Most of us grew up shaped by Western philosophy. From an early age we’re taught to see ourselves as the center of everything that happens and to be responsible for everything around us. At first this covers only a handful of “objects” — home, kindergarten, parents, friends. We learn to control ourselves and the people closest to us, and at first it even seems we’re managing it rather well. But with age the circle of responsibility widens: school, university, family, work… Over time the number of points demanding our attention and control multiplies many times over, while our actual ability to influence everything around us drifts toward zero. The failure to keep up with this rising level of control breeds a feeling of helplessness — and we begin to feel anxiety, stress, depression.

My companion shared a curious thought with me: “you need to move the ‘center of mass’ of control outside yourself.” What this means is that the center of events lies not in us but in the world — a world at times full of injustice and of billions of unpredictable factors we cannot act upon.
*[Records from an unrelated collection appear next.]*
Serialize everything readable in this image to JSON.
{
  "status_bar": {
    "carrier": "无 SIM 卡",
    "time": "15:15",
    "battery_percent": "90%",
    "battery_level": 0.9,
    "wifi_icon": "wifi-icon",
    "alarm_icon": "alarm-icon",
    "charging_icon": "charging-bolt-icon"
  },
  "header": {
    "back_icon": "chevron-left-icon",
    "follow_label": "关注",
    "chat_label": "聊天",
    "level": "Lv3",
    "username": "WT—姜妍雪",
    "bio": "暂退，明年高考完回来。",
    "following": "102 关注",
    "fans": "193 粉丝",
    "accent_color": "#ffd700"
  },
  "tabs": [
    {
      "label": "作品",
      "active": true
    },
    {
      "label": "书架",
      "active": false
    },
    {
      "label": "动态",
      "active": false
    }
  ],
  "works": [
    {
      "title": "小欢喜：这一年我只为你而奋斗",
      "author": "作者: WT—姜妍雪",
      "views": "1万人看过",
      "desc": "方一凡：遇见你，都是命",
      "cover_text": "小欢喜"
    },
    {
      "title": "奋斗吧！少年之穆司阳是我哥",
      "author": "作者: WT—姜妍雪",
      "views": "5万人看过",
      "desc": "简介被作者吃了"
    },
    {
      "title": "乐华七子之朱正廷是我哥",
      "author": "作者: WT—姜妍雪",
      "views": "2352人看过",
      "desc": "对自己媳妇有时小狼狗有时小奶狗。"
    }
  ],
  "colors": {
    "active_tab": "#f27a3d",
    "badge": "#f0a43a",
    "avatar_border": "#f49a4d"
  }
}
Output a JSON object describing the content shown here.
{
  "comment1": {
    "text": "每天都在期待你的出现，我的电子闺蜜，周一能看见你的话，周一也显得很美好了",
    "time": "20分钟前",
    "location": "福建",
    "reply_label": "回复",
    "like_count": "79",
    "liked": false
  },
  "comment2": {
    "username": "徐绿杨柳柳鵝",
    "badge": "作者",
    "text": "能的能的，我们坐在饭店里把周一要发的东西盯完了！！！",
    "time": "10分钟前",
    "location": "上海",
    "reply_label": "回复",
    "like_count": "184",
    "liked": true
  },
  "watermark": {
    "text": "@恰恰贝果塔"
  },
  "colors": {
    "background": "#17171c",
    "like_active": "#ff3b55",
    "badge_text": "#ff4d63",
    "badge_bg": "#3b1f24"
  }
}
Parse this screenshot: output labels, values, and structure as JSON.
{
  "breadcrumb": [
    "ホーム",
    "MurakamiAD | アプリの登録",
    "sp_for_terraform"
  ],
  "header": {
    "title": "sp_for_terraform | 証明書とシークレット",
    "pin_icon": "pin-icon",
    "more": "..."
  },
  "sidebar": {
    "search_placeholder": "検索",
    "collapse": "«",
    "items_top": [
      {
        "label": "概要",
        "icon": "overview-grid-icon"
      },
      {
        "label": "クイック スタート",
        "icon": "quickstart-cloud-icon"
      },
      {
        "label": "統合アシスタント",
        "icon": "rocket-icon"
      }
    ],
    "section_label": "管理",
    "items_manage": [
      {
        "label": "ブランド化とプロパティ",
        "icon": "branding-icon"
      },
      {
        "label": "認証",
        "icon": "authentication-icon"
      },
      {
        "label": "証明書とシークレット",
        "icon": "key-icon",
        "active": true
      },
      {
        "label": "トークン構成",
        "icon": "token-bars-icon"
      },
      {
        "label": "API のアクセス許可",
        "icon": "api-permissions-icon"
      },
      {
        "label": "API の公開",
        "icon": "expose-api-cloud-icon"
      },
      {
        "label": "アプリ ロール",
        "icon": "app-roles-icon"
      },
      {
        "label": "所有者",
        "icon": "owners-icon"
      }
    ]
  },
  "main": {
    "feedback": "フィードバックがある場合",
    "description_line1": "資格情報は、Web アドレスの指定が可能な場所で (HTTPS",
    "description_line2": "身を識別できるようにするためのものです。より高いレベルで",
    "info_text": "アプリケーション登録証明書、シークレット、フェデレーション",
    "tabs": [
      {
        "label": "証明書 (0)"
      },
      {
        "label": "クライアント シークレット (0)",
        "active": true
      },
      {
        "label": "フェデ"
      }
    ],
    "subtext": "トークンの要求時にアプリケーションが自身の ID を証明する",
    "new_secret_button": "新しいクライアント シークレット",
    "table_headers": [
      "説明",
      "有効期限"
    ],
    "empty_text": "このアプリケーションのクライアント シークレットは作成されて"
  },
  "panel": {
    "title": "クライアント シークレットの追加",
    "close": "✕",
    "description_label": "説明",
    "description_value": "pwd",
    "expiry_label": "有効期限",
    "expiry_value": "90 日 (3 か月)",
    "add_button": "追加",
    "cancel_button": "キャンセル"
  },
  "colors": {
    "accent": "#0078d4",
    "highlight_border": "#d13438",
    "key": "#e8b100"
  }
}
Once we grasp this, we stop agonizing over every setback; we learn to do our work as well as we can and to accept the results of our efforts unconditionally, even when things don’t go smoothly — without self-torture, without self-blame. So much of it doesn’t depend on us. And the practice includes a daily expression of gratitude — to the world and to ourselves, for everything that has already happened and for everything we already have.

What’s remarkable is that Stoicism teaches us exactly the same thing: to divide everything that happens into what is within our control and what is not. Our thoughts, our reactions to events, our behavior and our actions — these are in our power. Agonizing over what we can’t influence makes no sense. Often we suffer more from our own worrying than from the events themselves.

As Michel de Montaigne put it so well: “My life has been full of terrible misfortunes, most of which never happened.”

And the best cure for worry? — to be busy with your own work.